Q&As/Citrus/Mandarin Trees

Question

I have been having great difficulty in growing my mandarin tree in Grenada Village. I have used all sorts of products and have consulted my garden book and nurseries. It does look like I may lose my mandarins. Are you able to help me?

Answer

For citrus trees to grow well, it is essential that they are grown in an open, well drained and exceptionally well sheltered position. If they receive too much wind during the flowering period they will never set fruit. This could be one of the difficulties you are having with your young mandarin tree. 
Citrus plants are known as ‘heavy feeders’ and require a specific citrus fertiliser.
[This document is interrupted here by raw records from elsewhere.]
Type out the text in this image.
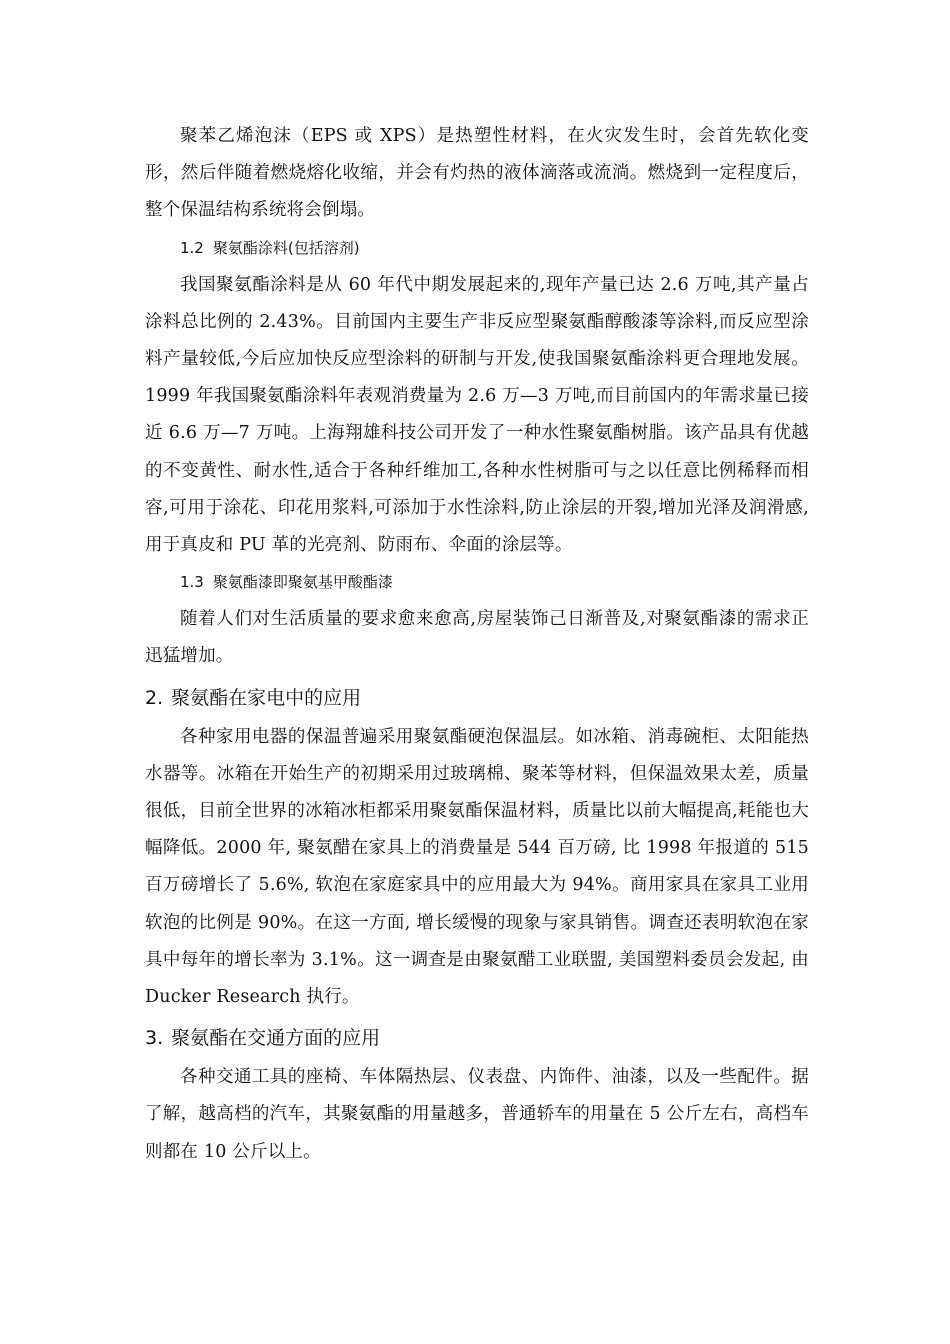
聚苯乙烯泡沫（EPS 或 XPS）是热塑性材料，在火灾发生时，会首先软化变形，然后伴随着燃烧熔化收缩，并会有灼热的液体滴落或流淌。燃烧到一定程度后，整个保温结构系统将会倒塌。

1.2 聚氨酯涂料(包括溶剂)

我国聚氨酯涂料是从 60 年代中期发展起来的,现年产量已达 2.6 万吨,其产量占涂料总比例的 2.43%。目前国内主要生产非反应型聚氨酯醇酸漆等涂料,而反应型涂料产量较低,今后应加快反应型涂料的研制与开发,使我国聚氨酯涂料更合理地发展。1999 年我国聚氨酯涂料年表观消费量为 2.6 万—3 万吨,而目前国内的年需求量已接近 6.6 万—7 万吨。上海翔雄科技公司开发了一种水性聚氨酯树脂。该产品具有优越的不变黄性、耐水性,适合于各种纤维加工,各种水性树脂可与之以任意比例稀释而相容,可用于涂花、印花用浆料,可添加于水性涂料,防止涂层的开裂,增加光泽及润滑感,用于真皮和 PU 革的光亮剂、防雨布、伞面的涂层等。

1.3 聚氨酯漆即聚氨基甲酸酯漆

随着人们对生活质量的要求愈来愈高,房屋装饰己日渐普及,对聚氨酯漆的需求正迅猛增加。

2. 聚氨酯在家电中的应用

各种家用电器的保温普遍采用聚氨酯硬泡保温层。如冰箱、消毒碗柜、太阳能热水器等。冰箱在开始生产的初期采用过玻璃棉、聚苯等材料，但保温效果太差，质量很低，目前全世界的冰箱冰柜都采用聚氨酯保温材料，质量比以前大幅提高,耗能也大幅降低。2000 年, 聚氨醋在家具上的消费量是 544 百万磅, 比 1998 年报道的 515 百万磅增长了 5.6%, 软泡在家庭家具中的应用最大为 94%。商用家具在家具工业用软泡的比例是 90%。在这一方面, 增长缓慢的现象与家具销售。调查还表明软泡在家具中每年的增长率为 3.1%。这一调查是由聚氨醋工业联盟, 美国塑料委员会发起, 由 Ducker Research 执行。

3. 聚氨酯在交通方面的应用

各种交通工具的座椅、车体隔热层、仪表盘、内饰件、油漆，以及一些配件。据了解，越高档的汽车，其聚氨酯的用量越多，普通轿车的用量在 5 公斤左右，高档车则都在 10 公斤以上。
Apply regular side dressings of fertiliser from late October to early December, recommencing in late February to early April. This will ensure strong sturdy growth of trees that will start producing regular crops of fruit.
Citrus trees do not transplant very well, so it would be best to select a new site in your garden and plant a new mandarin tree during the late autumn/early winter months when new stock is available from your local plant centre.
There are some varieties of citrus that are more robust than others. For example; the variety Clementine crops in September/October, and Encore is a summer fruiting mandarin. The Satsuma or easy peel mandarins are less hardy in windy conditions. When planting, use copious amounts of compost and add a Daltons Premium Planter Tab to the hole before adding the tree. Your tree should start producing regular crops of fruit 3 - 4 years after planting.